Dubious pearls of wisdom for anyone considering spending some time in Sydney...
Getting Naked with Strangers: A Beginners’ Guide to Japanese Onsen
Ask an outsider what their impression of Japan is and doubtless one of the things that always comes up is the work ethic. What people often don’t realise is that the flipside to this is that the Japanese have also invented the greatest way to relax and unwind ever, and no trip to Japan should be complete without experiencing it. I am of course talking about the famous Japanese onsen, or hot spring baths.
Hot springs are everywhere in Japan. Which means that pretty much anywhere you go, you can strip off, scrub up and turn a fetching shade of pink whilst soaking up millions of years worth of eggy goodness through your skin. But hold on a second, that’s right – yes you have to strip off. No swimsuit, no bikini bottoms, no Sydneysiders – not even your trusty Budgie-Smugglers are allowed in the onsen, however small they may be.
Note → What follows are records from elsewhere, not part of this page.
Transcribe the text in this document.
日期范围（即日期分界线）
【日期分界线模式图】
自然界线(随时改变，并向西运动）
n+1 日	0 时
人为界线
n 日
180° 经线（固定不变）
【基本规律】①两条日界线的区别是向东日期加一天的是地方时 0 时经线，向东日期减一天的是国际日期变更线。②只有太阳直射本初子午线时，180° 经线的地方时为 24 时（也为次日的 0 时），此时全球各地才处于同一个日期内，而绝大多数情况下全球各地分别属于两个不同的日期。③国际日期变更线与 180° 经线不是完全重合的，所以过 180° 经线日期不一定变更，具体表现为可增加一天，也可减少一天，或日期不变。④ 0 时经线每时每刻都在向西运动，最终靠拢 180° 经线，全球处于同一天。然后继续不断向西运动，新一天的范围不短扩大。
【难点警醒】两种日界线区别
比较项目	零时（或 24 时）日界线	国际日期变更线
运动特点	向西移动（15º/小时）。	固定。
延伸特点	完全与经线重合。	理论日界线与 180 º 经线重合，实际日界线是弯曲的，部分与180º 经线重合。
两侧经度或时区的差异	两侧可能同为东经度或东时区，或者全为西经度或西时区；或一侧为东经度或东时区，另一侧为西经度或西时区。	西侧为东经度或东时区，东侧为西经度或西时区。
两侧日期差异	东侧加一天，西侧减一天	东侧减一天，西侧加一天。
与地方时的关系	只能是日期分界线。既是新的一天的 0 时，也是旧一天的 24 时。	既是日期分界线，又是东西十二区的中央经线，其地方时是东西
This can be initially quite a daunting experience for the naturally prudish Brit. We may pride ourselves on our open mindedness, but in general the only time we get naked in public is after consuming a bottle of tequila on an 18 – 30 holiday in Magaluf. Even in communal changing rooms we tend to favour getting our knickers in a twist underneath a soggy towel or shyly hiding in the corner, rather than boldly striding around displaying our dangly bits for all and sundry.
Hakone is one of the best places for a classic onsen experience, set against a backdrop of lakes and mountains
If you want to experience the onsen, however – you have to leave your body hang-ups at home and embrace your inner nudist. The baths are, of course, segregated male and female, but even if you’re totally comfortable with being naked, your first Onsen experience can still be fraught with worry.
Having arrived at the changing room, you find your locker and slightly reluctantly put away what’s left of your modesty behind lock and key. But then what? Suddenly you realise you’re standing totally starkers surrounded by strangers and signs in Japanese. There are three possible doors to go through – but which one to choose? It’s like Alice in Wonderland – if you pick the wrong door, will you end up standing in reception totally naked? All of a sudden you’re trying to kill time whilst you wait for someone else naked to walk through a door so you can follow them. Have you ever tried killing time whilst standing naked in a room with strangers It’s actually quite challenging – you can’t put your hands in your pocket, look through your handbag, fiddle with your scarf or start writing an imaginary text on your mobile. All you can do is lock and unlock your locker a few times as if looking for an extremely important yet invisible item. 10 seconds feels like 10 hours.But then, like the white rabbit, you spot a pair of white buttocks disappearing through a door, and you have your escape route.
Fear not – as once you’ve tackled the changing room, the biggest hurdle is over. You have now entered a magical steamy world of hot bubbling pools, often set outdoors amongst rocks and trees.
There can be no greater pleasure than lying back in a steaming rock pool whilst the cold air bites your face, looking up at the stars through the leaves of an overhead tree, disturbed by nothing other than gentle chatter and the occasional splash as someone lowers themselves into a pool. Most onsens have a variety of different pools to choose from, of varying styles and temperature. Indoors and outdoors, jacuzzi style baths and steamy caves, or even your own personal wooden pot, that makes you feel slightly like you’re being boiled up for dinner by a hungry giant – but is in no way an unpleasant experience (although if you see some carrots and onions float past, time to make a swift exit). The rules are simple – shower and wash yourself thoroughly in the washing area before entering the baths, take a small handtowel with you, but make sure you don’t dip it in the water – either put it on the side or wear it on your head. Don’t stand timidly at the side covering yourself with your towel – be bold and stride confidently into the water like you’ve done this your whole life. And don’t even think about taking photos, as some extremely ignorant European tourists were doing. Just sit back, relax, and before you know it 2 hours have passed and you’re the colour of beetroot and the texture of a prune.
Unfortunately, most of the onsen ban people with tattoos – although more because of their association with the Yaukuza (Japanese mafia) then for any asthetic reason. Whether they’ll make an exception for your very un-mafia esque I LOVE DAVE tattoo on your buttocks I don’t know – good luck attempting to explain in Japanese – but all I can say is that experiencing the onsen would be worth several hours of painful laser tattoo removal. Emerging you feel like a new born baby. And the great thing is many onsen are open until midnight or 1am, a much healthier way to ease away the day’s worries then a bottle of red wine and an episode of Eastenders.
Could such a thing work in Britain? To be honest, I’m not sure if the UK could culturally adapt to such nakedness without either drinking or pointing and giggling. So for now, it looks like onsen lovers will need to make a pilgrimage to Japan for this truly divine experience.